Tai Chi Chuan is also called simply Tai Chi, and sometimes spelled Taiji, T’ai Chi, or Taichi. Taiji in Chinese means the “Grand Ultimate” and refers to the ancient Daoist philosophical concept of the harmony of yin and yang, or the harmony of opposites (hard and soft, male and female, etc.).
Many people today, especially those who do not practice its martial applications, refer to the art simply as “Tai Chi.” Tai Chi Chuan means “Grand Ultimate Fist” or “Taiji Boxing,” and suggests the incorporation of the “harmony of opposites” is the core principle of a martial art with fighting applicability. The “Grand Ultimate,” or Tai Chi, is symbolized by the well-known “yin-yang” symbol.

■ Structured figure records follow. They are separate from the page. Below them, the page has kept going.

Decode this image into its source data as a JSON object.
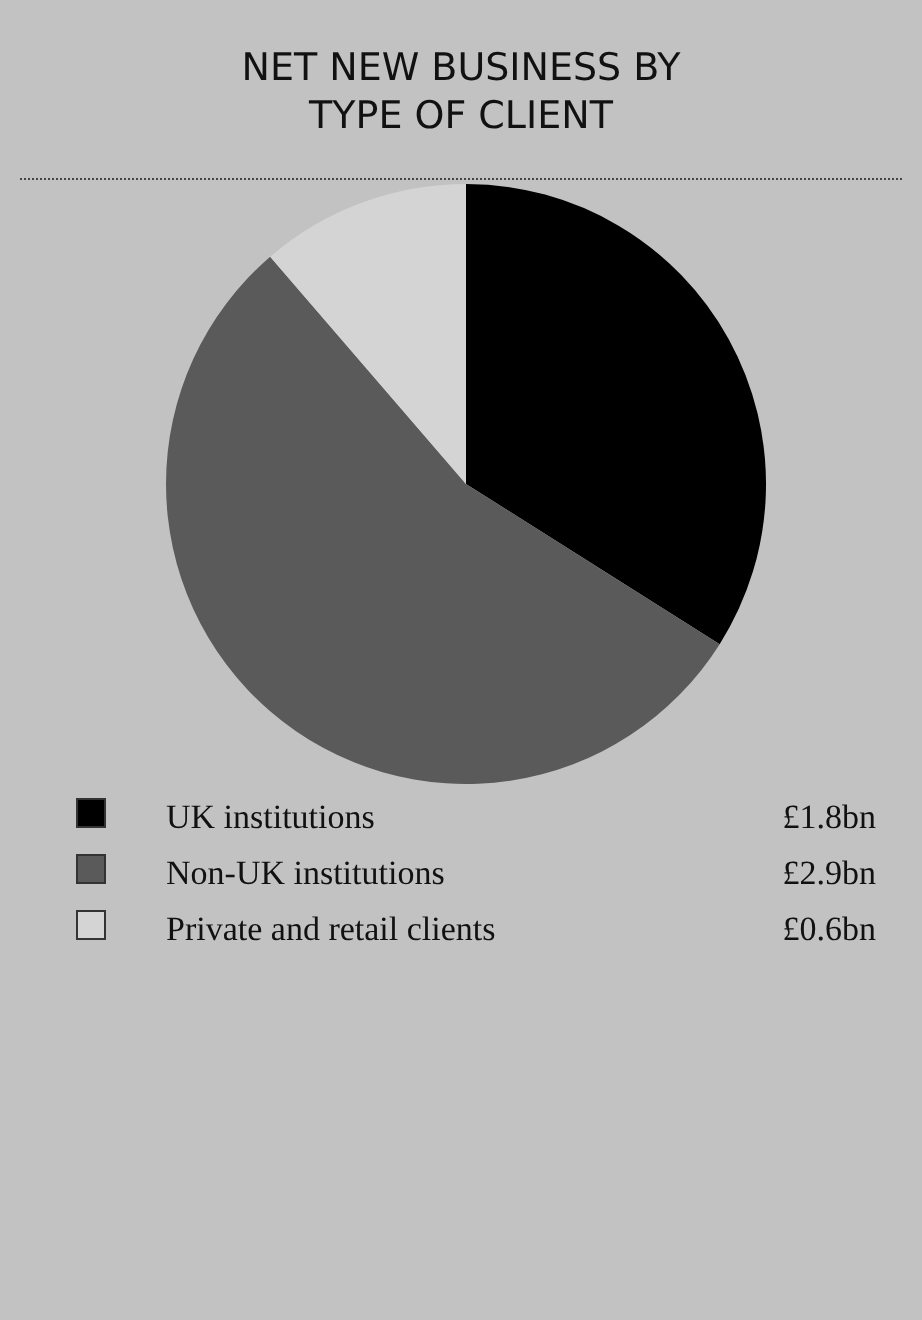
{
  "chart_data": {
    "type": "pie",
    "title": "NET NEW BUSINESS BY TYPE OF CLIENT",
    "categories": [
      "UK institutions",
      "Non-UK institutions",
      "Private and retail clients"
    ],
    "values": [
      1.8,
      2.9,
      0.6
    ],
    "colors": [
      "#000000",
      "#5a5a5a",
      "#d4d4d4"
    ],
    "value_labels": [
      "£1.8bn",
      "£2.9bn",
      "£0.6bn"
    ],
    "legend": "bottom"
  }
}
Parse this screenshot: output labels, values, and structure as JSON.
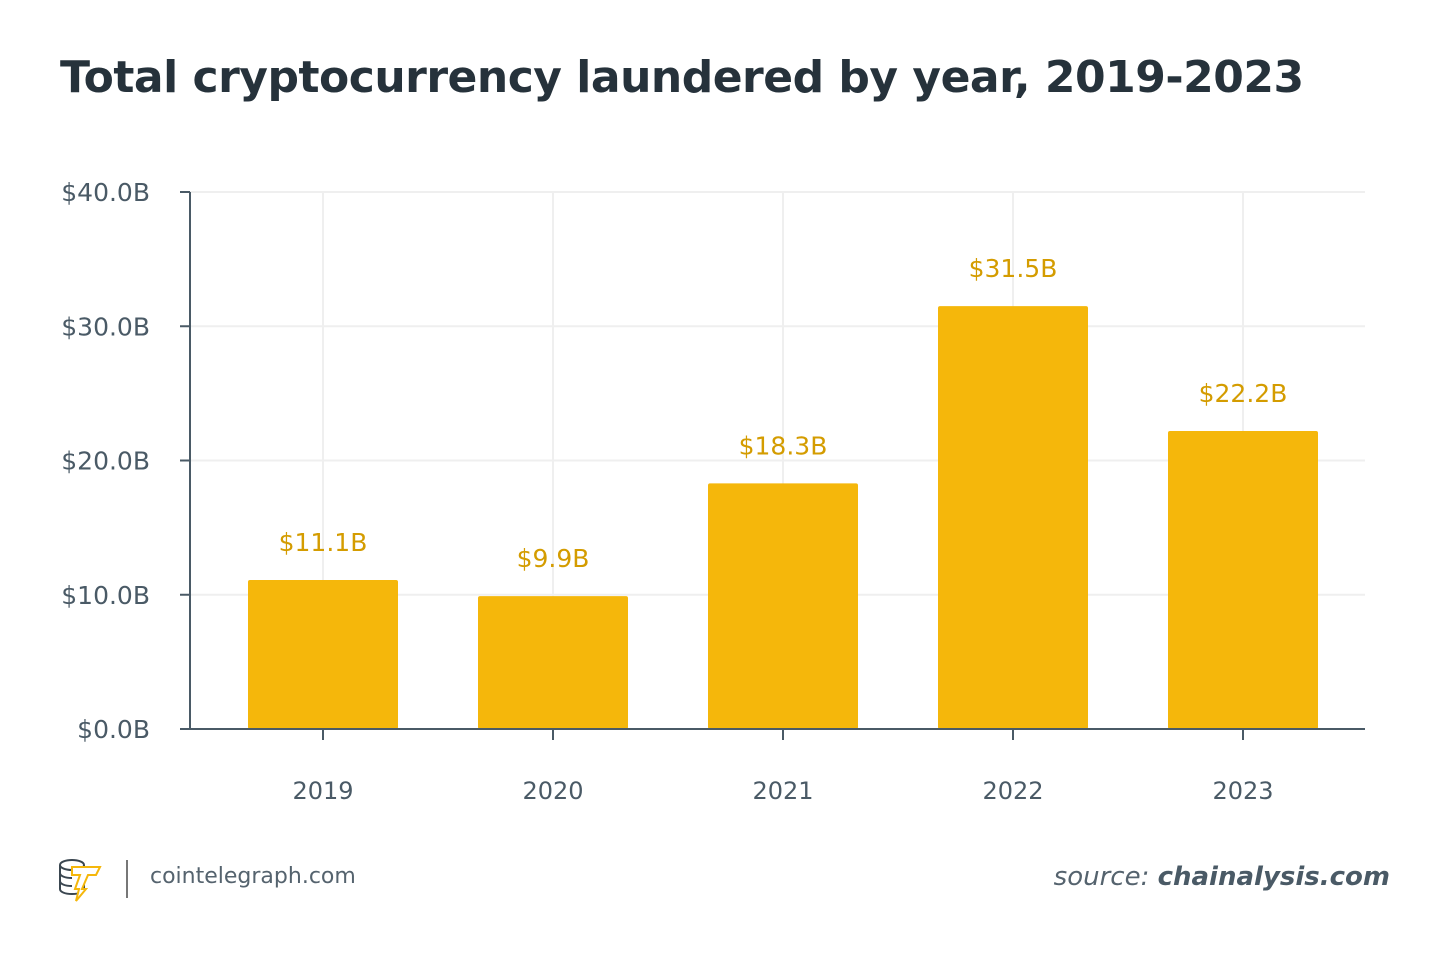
{
  "chart_data": {
    "type": "bar",
    "title": "Total cryptocurrency laundered by year, 2019-2023",
    "categories": [
      "2019",
      "2020",
      "2021",
      "2022",
      "2023"
    ],
    "values": [
      11.1,
      9.9,
      18.3,
      31.5,
      22.2
    ],
    "data_labels": [
      "$11.1B",
      "$9.9B",
      "$18.3B",
      "$31.5B",
      "$22.2B"
    ],
    "y_ticks": [
      0,
      10,
      20,
      30,
      40
    ],
    "y_tick_labels": [
      "$0.0B",
      "$10.0B",
      "$20.0B",
      "$30.0B",
      "$40.0B"
    ],
    "ylim": [
      0,
      40
    ],
    "xlabel": "",
    "ylabel": "",
    "grid": true,
    "colors": {
      "bar": "#f5b70b",
      "label": "#d49c00",
      "axis": "#4a5a66",
      "grid": "#efefef"
    }
  },
  "footer": {
    "brand": "cointelegraph.com",
    "source_prefix": "source:",
    "source_name": "chainalysis.com",
    "logo_icon": "cointelegraph-logo-icon"
  }
}
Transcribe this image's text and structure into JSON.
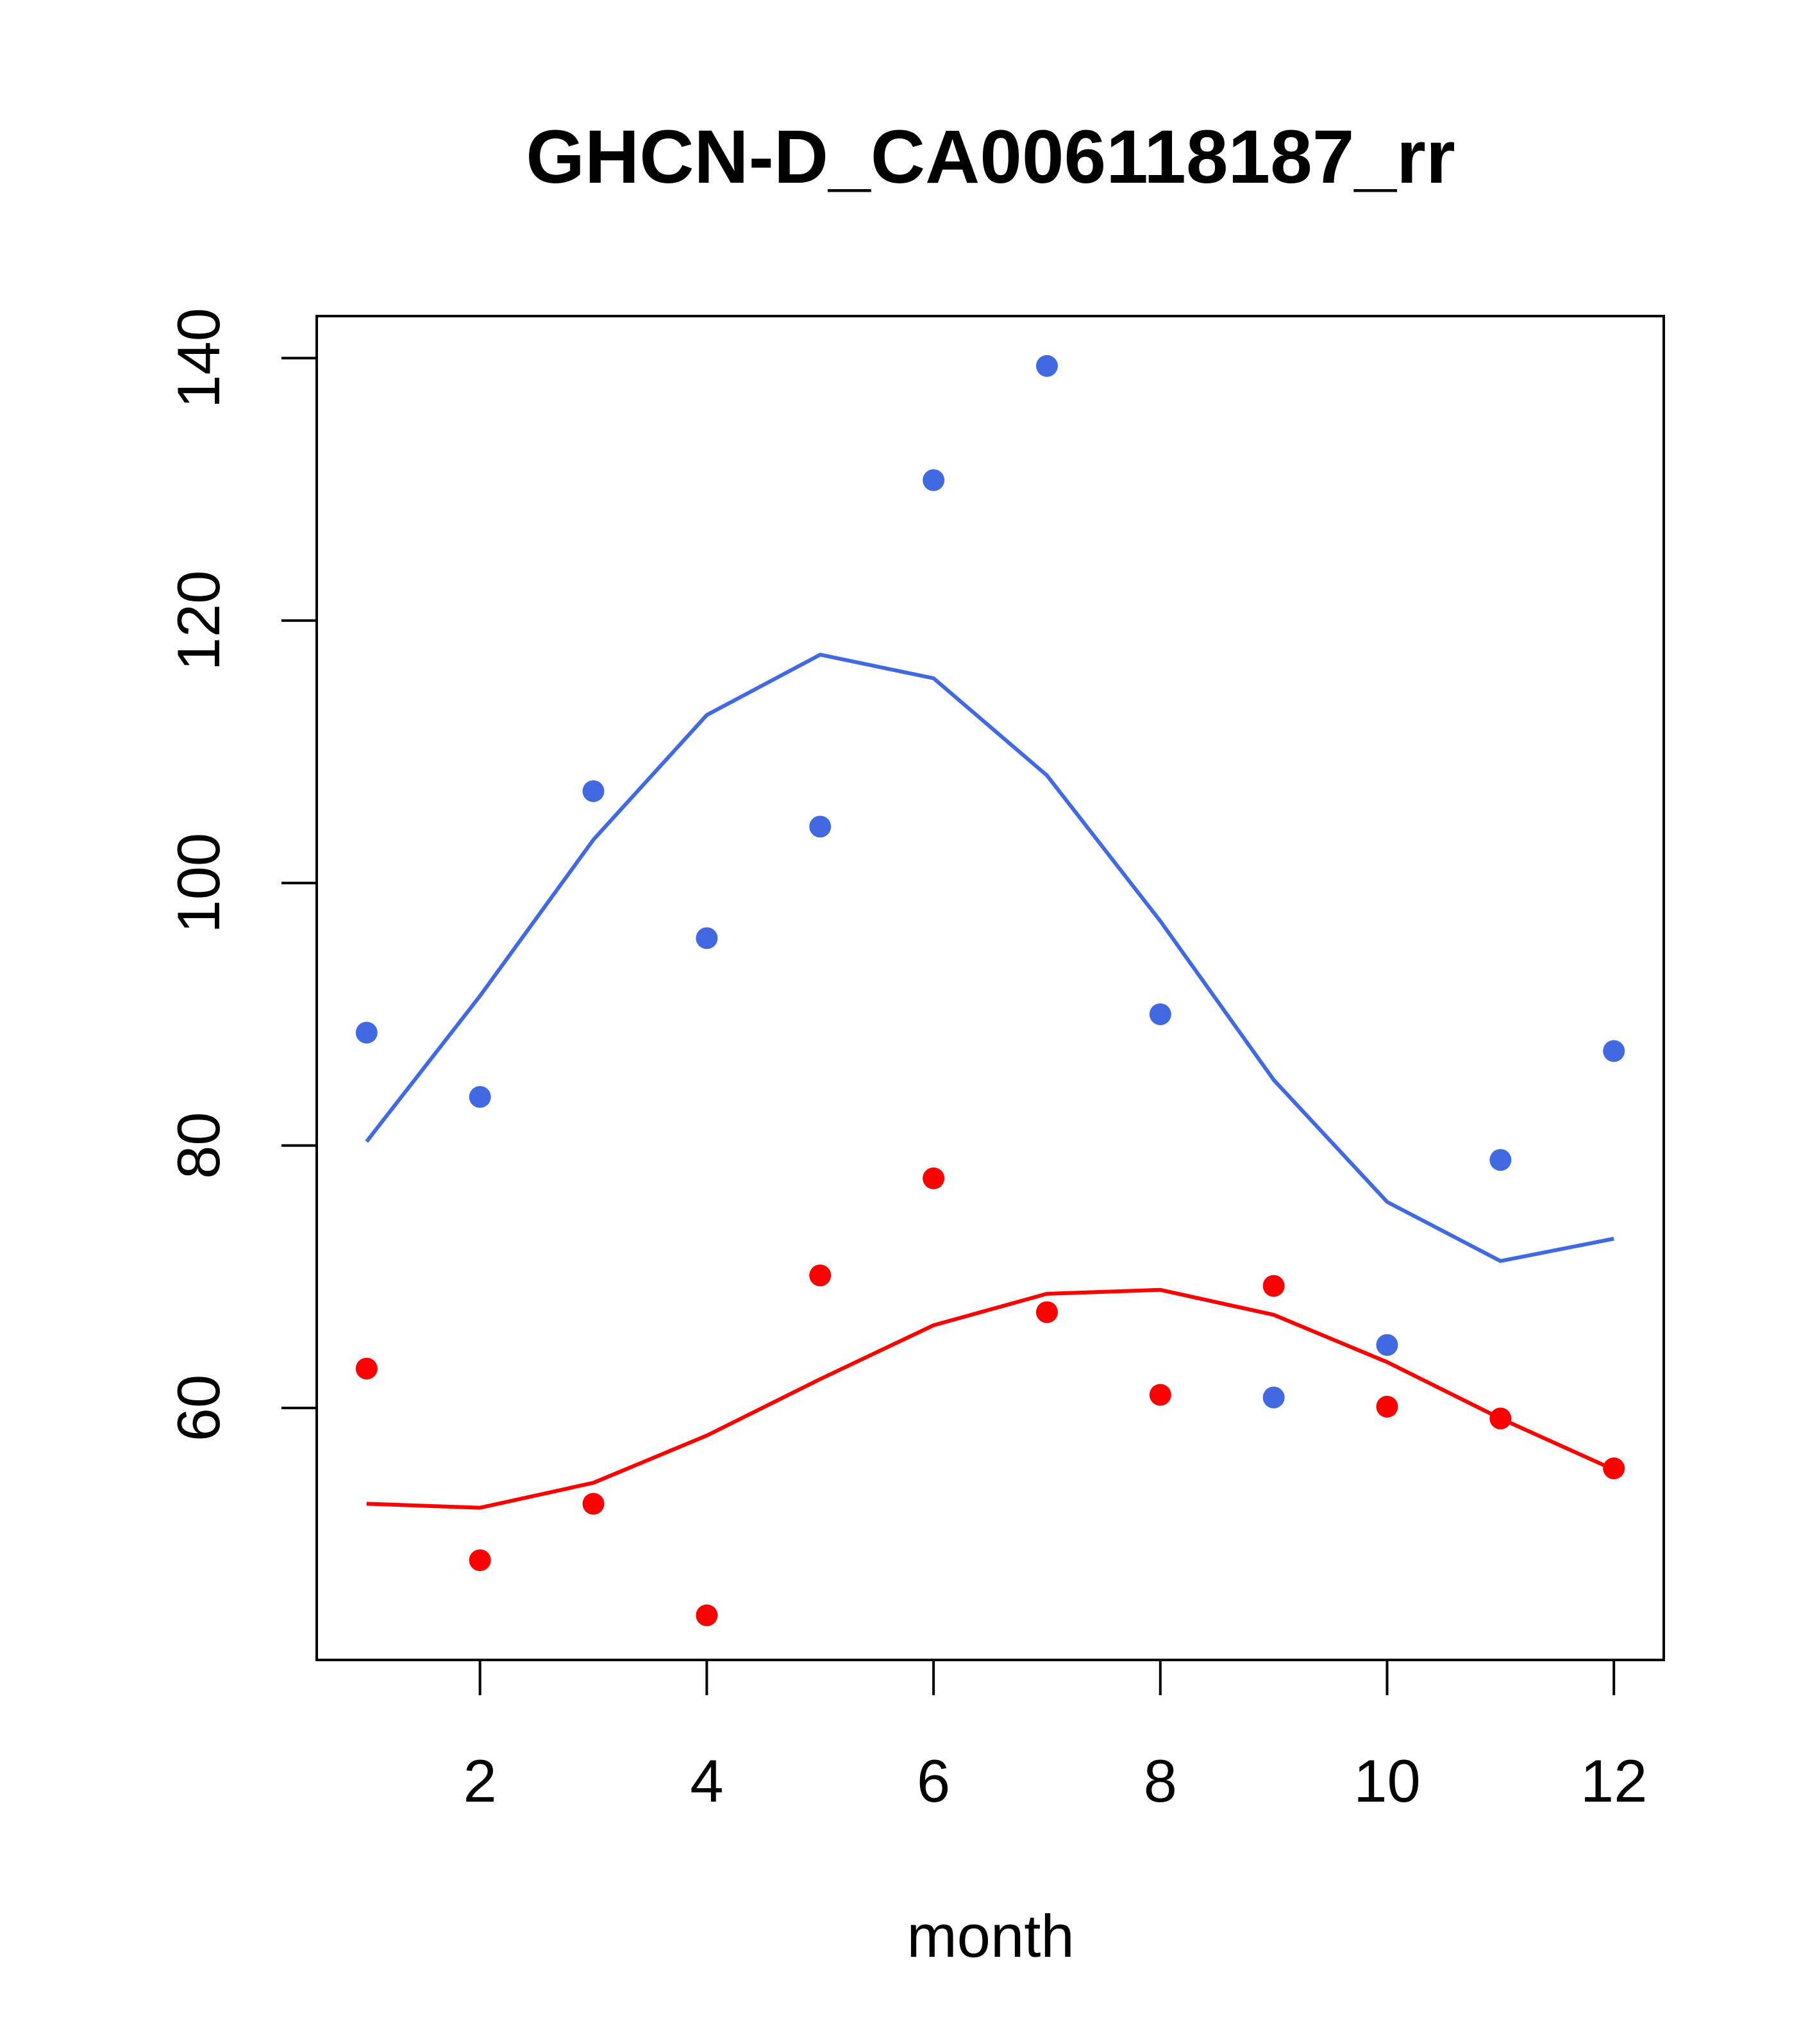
{
  "chart_data": {
    "type": "scatter",
    "title": "GHCN-D_CA006118187_rr",
    "xlabel": "month",
    "ylabel": "",
    "xlim": [
      0.56,
      12.44
    ],
    "ylim": [
      40.8,
      143.2
    ],
    "x_ticks": [
      2,
      4,
      6,
      8,
      10,
      12
    ],
    "y_ticks": [
      60,
      80,
      100,
      120,
      140
    ],
    "grid": false,
    "legend": "none",
    "series": [
      {
        "color": "#4169E1",
        "x": [
          1,
          2,
          3,
          4,
          5,
          6,
          7,
          8,
          9,
          10,
          11,
          12
        ],
        "points": [
          88.6,
          83.7,
          107.0,
          95.8,
          104.3,
          130.7,
          139.4,
          90.0,
          60.8,
          64.8,
          78.9,
          87.2
        ],
        "line": [
          80.3,
          91.4,
          103.3,
          112.8,
          117.4,
          115.6,
          108.2,
          97.1,
          85.0,
          75.7,
          71.2,
          72.9
        ]
      },
      {
        "color": "#FF0000",
        "x": [
          1,
          2,
          3,
          4,
          5,
          6,
          7,
          8,
          9,
          10,
          11,
          12
        ],
        "points": [
          63.0,
          48.4,
          52.7,
          44.2,
          70.1,
          77.5,
          67.3,
          61.0,
          69.3,
          60.1,
          59.2,
          55.4
        ],
        "line": [
          52.7,
          52.4,
          54.3,
          57.9,
          62.2,
          66.3,
          68.7,
          69.0,
          67.1,
          63.5,
          59.2,
          55.3
        ]
      }
    ]
  }
}
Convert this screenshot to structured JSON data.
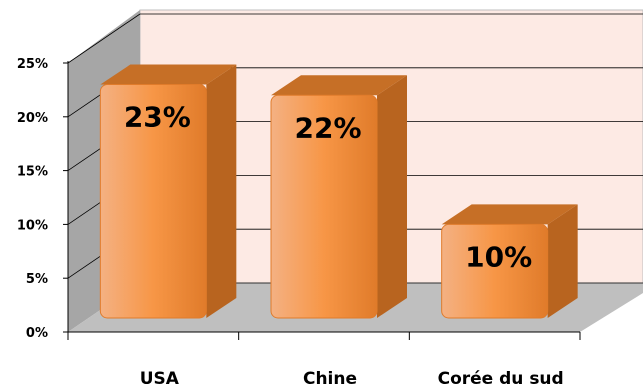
{
  "chart_data": {
    "type": "bar",
    "style": "3d",
    "categories": [
      "USA",
      "Chine",
      "Corée du sud"
    ],
    "values": [
      23,
      22,
      10
    ],
    "data_labels": [
      "23%",
      "22%",
      "10%"
    ],
    "ylim": [
      0,
      25
    ],
    "yticks": [
      "0%",
      "5%",
      "10%",
      "15%",
      "20%",
      "25%"
    ],
    "title": "",
    "xlabel": "",
    "ylabel": "",
    "grid": true,
    "legend": "none",
    "colors": {
      "bar_front": "#F79646",
      "bar_side": "#B8641F",
      "bar_top": "#C66F26",
      "back_wall": "#FDEAE4",
      "side_wall": "#A6A6A6",
      "floor": "#BFBFBF",
      "grid": "#000000"
    }
  }
}
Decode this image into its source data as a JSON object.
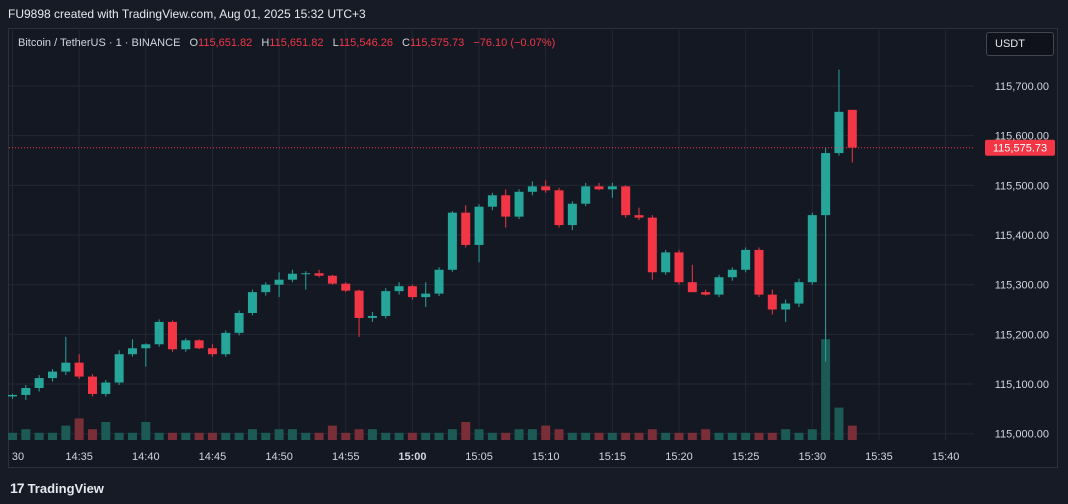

Where does Tai Chi originate?
Although Tai Chi claims ancient roots and origins tracing back to the legendary 12th century martial artist and Daoist, Zhang Sanfeng, the art of Tai Chi as currently practiced in China and around the world is much more recent. There are five major styles of Tai Chi, all but one of which go back no more than about 150 years. The five major styles are: Chen, Yang, Wu Hao, Wu and Sun.
How can Tai Chi help me?
The practice of Tai Chi helps improve balance and concentration, reduces stress, and provides an opportunity for moving meditation. Tai Chi uses a series of movements put together in a specific sequence called a form. Hidden within its techniques, however, are both principles that make for more efficient and effective empty hand and weaponry techniques, and self-defense applications. Early Tai Chi utilized many weapons. Today, only two remain common: the jian (straight sword), dao (broadsword) and tessen (fan). Some schools also still teach the qiang (spear) and kun (staff).